Was it the sight of that strange-looking Kewpee doll all over the place and printed on the burger wrapper?
I have to admit that the first time my very young grandson went there for lunch he got scared by the doll...
And I have also to say that that line on your check mentioning waste meat is a bit cryptic and disturbing.
But I can assure you that their beef is ground fresh every day... No recycled waste meat would arrive, even by mistake, on your plate. No Sir.
My wife being born and raised there, Racine was the first American city I discovered when I flew there for the first time (via Milwaukee and NY airports) from Paris in 1968. And 2 double hamburgers ''with everything'' and a large order of those always perfect curly fries, was in fact my first meal out in the U.S. And it was also my first experience ever eating at a lunch counter.

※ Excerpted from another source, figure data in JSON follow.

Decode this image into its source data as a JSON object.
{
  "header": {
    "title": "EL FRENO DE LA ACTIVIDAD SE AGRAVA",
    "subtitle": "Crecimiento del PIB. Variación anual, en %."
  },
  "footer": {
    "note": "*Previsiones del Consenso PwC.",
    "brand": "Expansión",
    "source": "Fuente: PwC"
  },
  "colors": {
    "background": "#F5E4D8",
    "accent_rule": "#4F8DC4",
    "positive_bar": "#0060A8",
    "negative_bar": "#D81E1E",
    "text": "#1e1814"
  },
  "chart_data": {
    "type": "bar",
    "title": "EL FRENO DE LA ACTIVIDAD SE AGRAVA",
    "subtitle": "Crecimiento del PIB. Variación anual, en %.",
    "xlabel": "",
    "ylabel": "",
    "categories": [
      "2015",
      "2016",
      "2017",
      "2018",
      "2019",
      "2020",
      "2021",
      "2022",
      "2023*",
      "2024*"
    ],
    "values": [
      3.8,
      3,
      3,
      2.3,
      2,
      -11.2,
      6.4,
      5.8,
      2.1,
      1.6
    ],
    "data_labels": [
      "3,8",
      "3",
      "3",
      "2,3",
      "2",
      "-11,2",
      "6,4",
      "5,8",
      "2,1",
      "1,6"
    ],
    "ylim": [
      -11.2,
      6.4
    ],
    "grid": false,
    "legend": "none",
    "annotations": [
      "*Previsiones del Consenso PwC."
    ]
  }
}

I loved that first all-American meal and I have returned hundreds of times to the Kewpee.
The last time was in December 2009 when my wife and I had one of those sudden craving for a Kewpee, a walk along the lake which looks so different than in Chicago, and an urgent need to see one of those so original special expositions that the marvelous local Art Museum downtown Racine organizes regularly.
The eerie lack of traffic and the quasi absence of shoppers downtown was the only creepy phenomenon that we could observe.
The Kewpee burgers, their buns, and the fries,even the ketchup, were as good as ever, and, according to my wife who likes that strange beverage, the root beer was as flavorful as in the fifties. The old local regulars at the counter were their usual folksy cheerful, and the smiling young waitresses as efficient as always.